Furthermore, since the gorilla families are habituated, once the group has been located by your guides you can settle down for an hour to observe the gorillas as they feed, groom and their babies tumble about the undergrowth - all under the watchful gaze of the great silverback male. Sitting only a few metres from a gorilla and looking into its soft brown eyes is a spine tingling experience not easily forgotten.
Gorilla trekking is a tightly regulated activity and we strongly recommend using the experience and planning expertise of one of our Africa Safari Experts to organise your East Africa adventure. Permits are not only expensive but extremely limited and difficult to secure, and immediate payment is necessary as permits are not provisionally held. Browse our range of gorilla trekking safaris and accommodation in Uganda and Rwanda or contact us for advice and tailor-made itineraries.

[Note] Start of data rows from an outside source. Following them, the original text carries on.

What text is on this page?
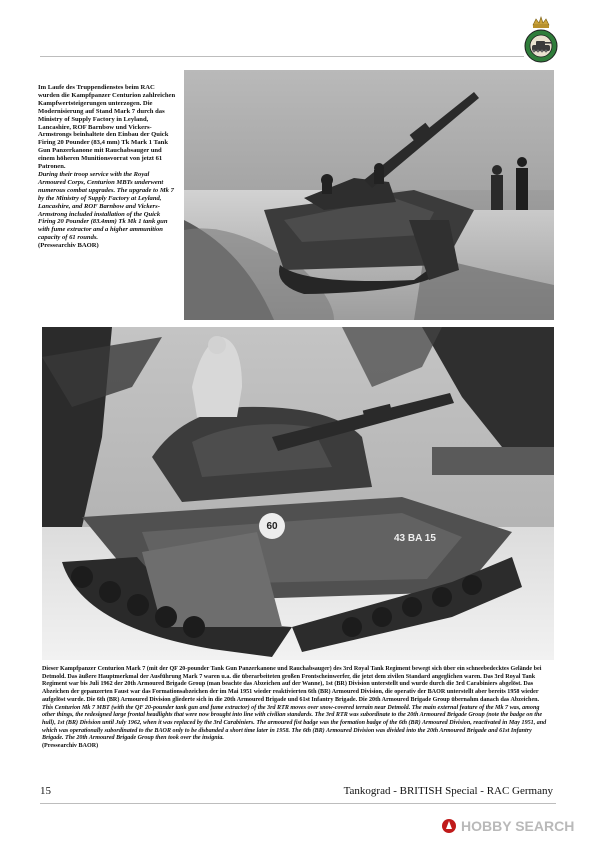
Im Laufe des Truppendienstes beim RAC wurden die Kampfpanzer Centurion zahlreichen Kampfwertsteigerungen unterzogen. Die Modernisierung auf Stand Mark 7 durch das Ministry of Supply Factory in Leyland, Lancashire, ROF Barnbow und Vickers-Armstrongs beinhaltete den Einbau der Quick Firing 20 Pounder (83,4 mm) Tk Mark 1 Tank Gun Panzerkanone mit Rauchabsauger und einem höheren Munitionsvorrat von jetzt 61 Patronen.

During their troop service with the Royal Armoured Corps, Centurion MBTs underwent numerous combat upgrades. The upgrade to Mk 7 by the Ministry of Supply Factory at Leyland, Lancashire, and ROF Barnbow and Vickers-Armstrong included installation of the Quick Firing 20 Pounder (83.4mm) Tk Mk 1 tank gun with fume extractor and a higher ammunition capacity of 61 rounds.

(Pressearchiv BAOR)

60
43 BA 15

Dieser Kampfpanzer Centurion Mark 7 (mit der QF 20-pounder Tank Gun Panzerkanone und Rauchabsauger) des 3rd Royal Tank Regiment bewegt sich über ein schneebedecktes Gelände bei Detmold. Das äußere Hauptmerkmal der Ausführung Mark 7 waren u.a. die überarbeiteten großen Frontscheinwerfer, die jetzt dem zivilen Standard angeglichen waren. Das 3rd Royal Tank Regiment war bis Juli 1962 der 20th Armoured Brigade Group (man beachte das Abzeichen auf der Wanne), 1st (BR) Division unterstellt und wurde durch die 3rd Carabiniers abgelöst. Das Abzeichen der gepanzerten Faust war das Formationsabzeichen der im Mai 1951 wieder reaktivierten 6th (BR) Armoured Division, die operativ der BAOR unterstellt aber bereits 1958 wieder aufgelöst wurde. Die 6th (BR) Armoured Division gliederte sich in die 20th Armoured Brigade und 61st Infantry Brigade. Die 20th Armoured Brigade Group übernahm danach das Abzeichen.

This Centurion Mk 7 MBT (with the QF 20-pounder tank gun and fume extractor) of the 3rd RTR moves over snow-covered terrain near Detmold. The main external feature of the Mk 7 was, among other things, the redesigned large frontal headlights that were now brought into line with civilian standards. The 3rd RTR was subordinate to the 20th Armoured Brigade Group (note the badge on the hull), 1st (BR) Division until July 1962, when it was replaced by the 3rd Carabiniers. The armoured fist badge was the formation badge of the 6th (BR) Armoured Division, reactivated in May 1951, and which was operationally subordinated to the BAOR only to be disbanded a short time later in 1958. The 6th (BR) Armoured Division was divided into the 20th Armoured Brigade and 61st Infantry Brigade. The 20th Armoured Brigade Group then took over the insignia.

(Pressearchiv BAOR)

15	Tankograd - BRITISH Special - RAC Germany
HOBBY SEARCH
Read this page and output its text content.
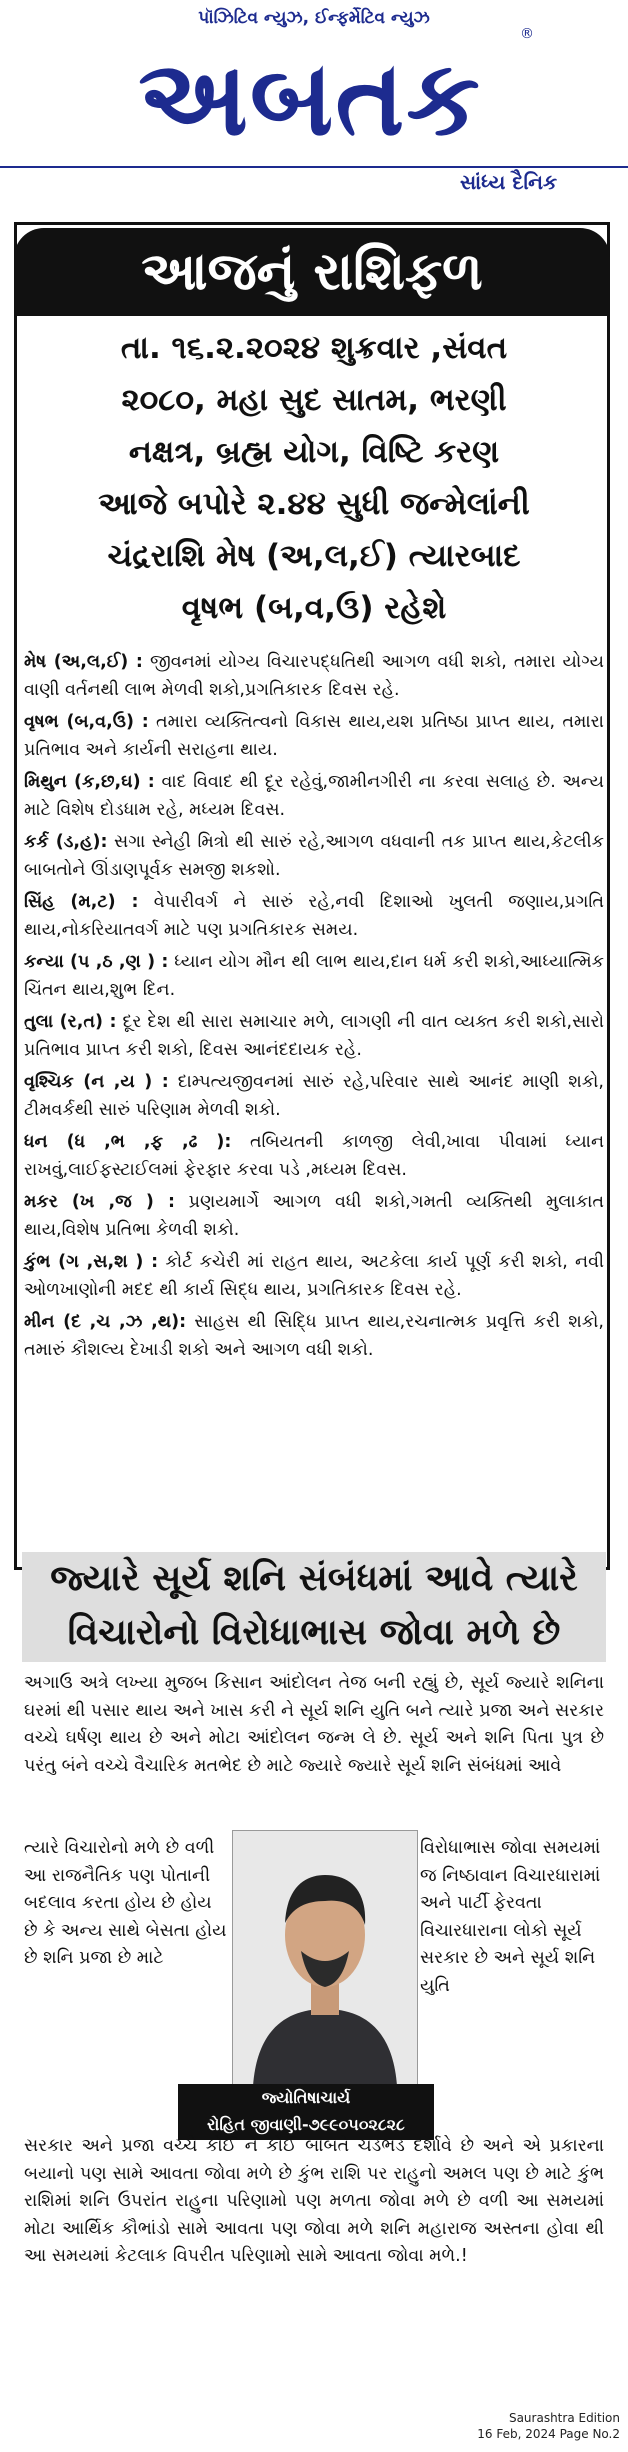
પૉઝિટિવ ન્યુઝ, ઈન્ફર્મેટિવ ન્યુઝ
અબતક
®
સાંધ્ય દૈનિક
આજનું રાશિફળ
તા. ૧૬.૨.૨૦૨૪ શુક્રવાર ,સંવત
૨૦૮૦, મહા સુદ સાતમ, ભરણી
નક્ષત્ર, બ્રહ્મ યોગ, વિષ્ટિ કરણ
આજે બપોરે ૨.૪૪ સુધી જન્મેલાંની
ચંદ્રરાશિ મેષ (અ,લ,ઈ) ત્યારબાદ
વૃષભ (બ,વ,ઉ) રહેશે

મેષ (અ,લ,ઈ) : જીવનમાં યોગ્ય વિચારપદ્ધતિથી આગળ વધી શકો, તમારા યોગ્ય વાણી વર્તનથી લાભ મેળવી શકો,પ્રગતિકારક દિવસ રહે.

વૃષભ (બ,વ,ઉ) : તમારા વ્યક્તિત્વનો વિકાસ થાય,યશ પ્રતિષ્ઠા પ્રાપ્ત થાય, તમારા પ્રતિભાવ અને કાર્યની સરાહના થાય.

મિથુન (ક,છ,ઘ) : વાદ વિવાદ થી દૂર રહેવું,જામીનગીરી ના કરવા સલાહ છે. અન્ય માટે વિશેષ દોડધામ રહે, મધ્યમ દિવસ.

કર્ક (ડ,હ): સગા સ્નેહી મિત્રો થી સારું રહે,આગળ વધવાની તક પ્રાપ્ત થાય,કેટલીક બાબતોને ઊંડાણપૂર્વક સમજી શકશો.

સિંહ (મ,ટ) : વેપારીવર્ગ ને સારું રહે,નવી દિશાઓ ખુલતી જણાય,પ્રગતિ થાય,નોકરિયાતવર્ગ માટે પણ પ્રગતિકારક સમય.

કન્યા (પ ,ઠ ,ણ ) : ધ્યાન યોગ મૌન થી લાભ થાય,દાન ધર્મ કરી શકો,આધ્યાત્મિક ચિંતન થાય,શુભ દિન.

તુલા (ર,ત) : દૂર દેશ થી સારા સમાચાર મળે, લાગણી ની વાત વ્યક્ત કરી શકો,સારો પ્રતિભાવ પ્રાપ્ત કરી શકો, દિવસ આનંદદાયક રહે.

વૃશ્ચિક (ન ,ય ) : દામ્પત્યજીવનમાં સારું રહે,પરિવાર સાથે આનંદ માણી શકો, ટીમવર્કથી સારું પરિણામ મેળવી શકો.

ધન (ધ ,ભ ,ફ ,ઢ ): તબિયતની કાળજી લેવી,ખાવા પીવામાં ધ્યાન રાખવું,લાઈફસ્ટાઈલમાં ફેરફાર કરવા પડે ,મધ્યમ દિવસ.

મકર (ખ ,જ ) : પ્રણયમાર્ગે આગળ વધી શકો,ગમતી વ્યક્તિથી મુલાકાત થાય,વિશેષ પ્રતિભા કેળવી શકો.

કુંભ (ગ ,સ,શ ) : કોર્ટ કચેરી માં રાહત થાય, અટકેલા કાર્ય પૂર્ણ કરી શકો, નવી ઓળખાણોની મદદ થી કાર્ય સિદ્ધ થાય, પ્રગતિકારક દિવસ રહે.

મીન (દ ,ચ ,ઝ ,થ): સાહસ થી સિદ્ધિ પ્રાપ્ત થાય,રચનાત્મક પ્રવૃત્તિ કરી શકો, તમારું કૌશલ્ય દેખાડી શકો અને આગળ વધી શકો.

જ્યારે સૂર્ય શનિ સંબંધમાં આવે ત્યારે
વિચારોનો વિરોધાભાસ જોવા મળે છે

અગાઉ અત્રે લખ્યા મુજબ કિસાન આંદોલન તેજ બની રહ્યું છે, સૂર્ય જ્યારે શનિના ઘરમાં થી પસાર થાય અને ખાસ કરી ને સૂર્ય શનિ યુતિ બને ત્યારે પ્રજા અને સરકાર વચ્ચે ઘર્ષણ થાય છે અને મોટા આંદોલન જન્મ લે છે. સૂર્ય અને શનિ પિતા પુત્ર છે પરંતુ બંને વચ્ચે વૈચારિક મતભેદ છે માટે જ્યારે જ્યારે સૂર્ય શનિ સંબંધમાં આવે

ત્યારે વિચારોનો મળે છે વળી આ રાજનૈતિક પણ પોતાની બદલાવ કરતા હોય છે હોય છે કે અન્ય સાથે બેસતા હોય છે શનિ પ્રજા છે માટે
વિરોધાભાસ જોવા સમયમાં જ નિષ્ઠાવાન વિચારધારામાં અને પાર્ટી ફેરવતા વિચારધારાના લોકો સૂર્ય સરકાર છે અને સૂર્ય શનિ યુતિ
જ્યોતિષાચાર્ય
રોહિત જીવાણી-૭૯૯૦૫૦૨૮૨૮

સરકાર અને પ્રજા વચ્ચે કોઈ ને કોઈ બાબતે ચડભડ દર્શાવે છે અને એ પ્રકારના બયાનો પણ સામે આવતા જોવા મળે છે કુંભ રાશિ પર રાહુનો અમલ પણ છે માટે કુંભ રાશિમાં શનિ ઉપરાંત રાહુના પરિણામો પણ મળતા જોવા મળે છે વળી આ સમયમાં મોટા આર્થિક કૌભાંડો સામે આવતા પણ જોવા મળે શનિ મહારાજ અસ્તના હોવા થી આ સમયમાં કેટલાક વિપરીત પરિણામો સામે આવતા જોવા મળે.!

Saurashtra Edition
16 Feb, 2024 Page No.2
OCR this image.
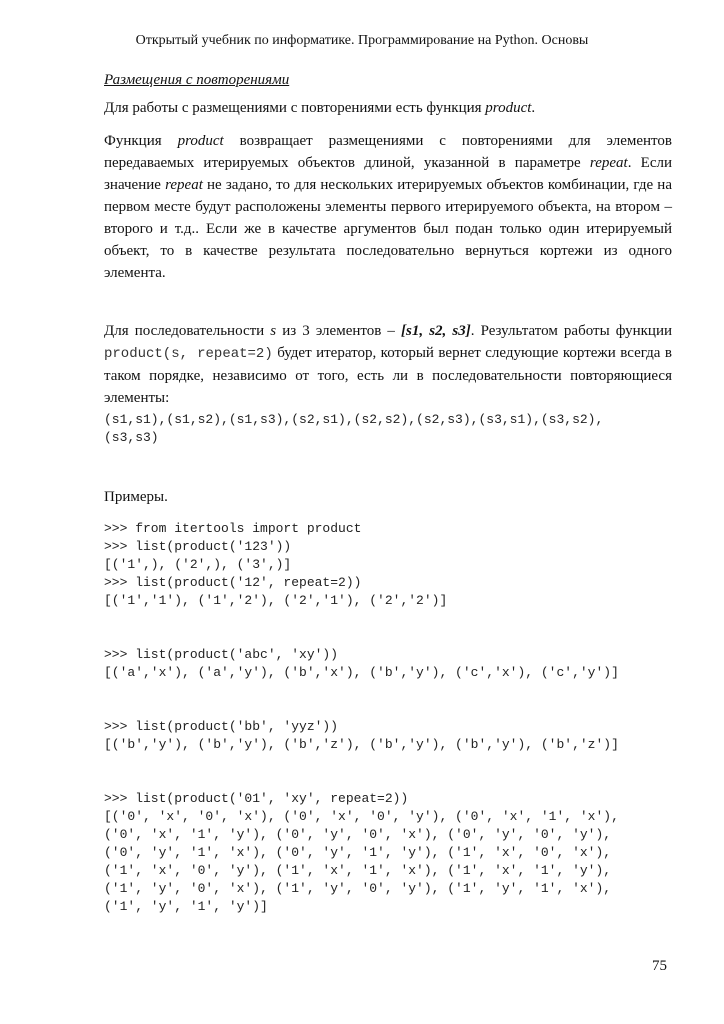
Открытый учебник по информатике. Программирование на Python. Основы
Размещения с повторениями
Для работы с размещениями с повторениями есть функция product.
Функция product возвращает размещениями с повторениями для элементов передаваемых итерируемых объектов длиной, указанной в параметре repeat. Если значение repeat не задано, то для нескольких итерируемых объектов комбинации, где на первом месте будут расположены элементы первого итерируемого объекта, на втором – второго и т.д.. Если же в качестве аргументов был подан только один итерируемый объект, то в качестве результата последовательно вернуться кортежи из одного элемента.
Для последовательности s из 3 элементов – [s1, s2, s3]. Результатом работы функции product(s, repeat=2) будет итератор, который вернет следующие кортежи всегда в таком порядке, независимо от того, есть ли в последовательности повторяющиеся элементы:
(s1,s1),(s1,s2),(s1,s3),(s2,s1),(s2,s2),(s2,s3),(s3,s1),(s3,s2),
(s3,s3)
Примеры.
>>> from itertools import product
>>> list(product('123'))
[('1',), ('2',), ('3',)]
>>> list(product('12', repeat=2))
[('1','1'), ('1','2'), ('2','1'), ('2','2')]
>>> list(product('abc', 'xy'))
[('a','x'), ('a','y'), ('b','x'), ('b','y'), ('c','x'), ('c','y')]
>>> list(product('bb', 'yyz'))
[('b','y'), ('b','y'), ('b','z'), ('b','y'), ('b','y'), ('b','z')]
>>> list(product('01', 'xy', repeat=2))
[('0', 'x', '0', 'x'), ('0', 'x', '0', 'y'), ('0', 'x', '1', 'x'),
('0', 'x', '1', 'y'), ('0', 'y', '0', 'x'), ('0', 'y', '0', 'y'),
('0', 'y', '1', 'x'), ('0', 'y', '1', 'y'), ('1', 'x', '0', 'x'),
('1', 'x', '0', 'y'), ('1', 'x', '1', 'x'), ('1', 'x', '1', 'y'),
('1', 'y', '0', 'x'), ('1', 'y', '0', 'y'), ('1', 'y', '1', 'x'),
('1', 'y', '1', 'y')]
75
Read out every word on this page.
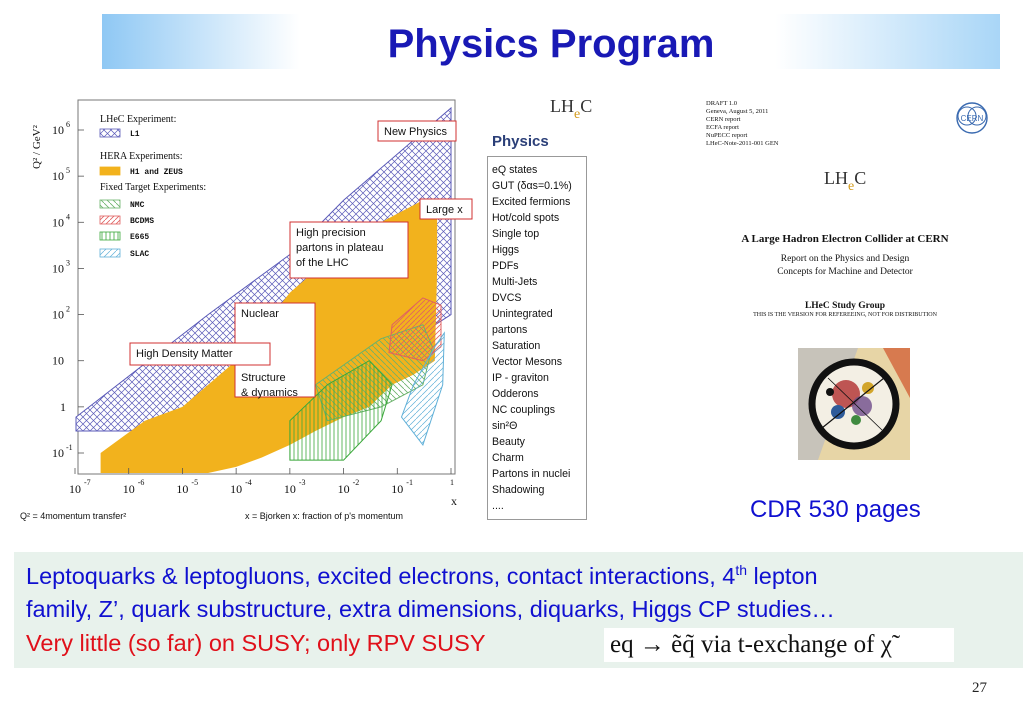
Physics Program
10 -7	10 -6	10 -5	10 -4	10 -3	10 -2	10 -1	1
10 6
10 5
10 4
10 3
10 2
10
1
10 -1
LHeC Experiment:
HERA Experiments:
Fixed Target Experiments:
L1
H1 and ZEUS
NMC
BCDMS
E665
SLAC
New Physics
Large x
High precision
partons in plateau
of the LHC
Nuclear
High Density Matter
Structure
& dynamics
Q² / GeV²
x
Q² = 4momentum transfer²	x = Bjorken x: fraction of p's momentum
$LH_eC$
Physics
eQ states
GUT (δαs=0.1%)
Excited fermions
Hot/cold spots
Single top
Higgs
PDFs
Multi-Jets
DVCS
Unintegrated
partons
Saturation
Vector Mesons
IP - graviton
Odderons
NC couplings
sin²Θ
Beauty
Charm
Partons in nuclei
Shadowing
....
DRAFT 1.0
Geneva, August 5, 2011
CERN report
ECFA report
NuPECC report
LHeC-Note-2011-001 GEN
CERN
$LH_eC$
A Large Hadron Electron Collider at CERN
Report on the Physics and Design
Concepts for Machine and Detector
LHeC Study Group
THIS IS THE VERSION FOR REFEREEING, NOT FOR DISTRIBUTION
CDR 530 pages
Leptoquarks & leptogluons, excited electrons, contact interactions, 4th lepton
family, Z’, quark substructure, extra dimensions, diquarks, Higgs CP studies…
Very little (so far) on SUSY; only RPV SUSY	eq → ẽq̃ via t-exchange of χ̃
27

Also bear in mind that Africa's great ape encounters don't end with mountain gorillas: chimpanzee tracking is rapidly becoming the continent's newest wildlife experience, and you have the choice of several destinations. The Mahale Mountains and Gombe Stream National Parks in Tanzania are both set on the forested shores of Lake Tanganyika and offer great chimp treks. Corners of lowland forest in Uganda's Queen Elizabeth National Park and Murchison Falls National Park are home to troops of wild chimps but many people rank Kibale Forest, conveniently set near Queen Elizabeth National Park, as the best place in Uganda for chimp trekking and sightings of other primates.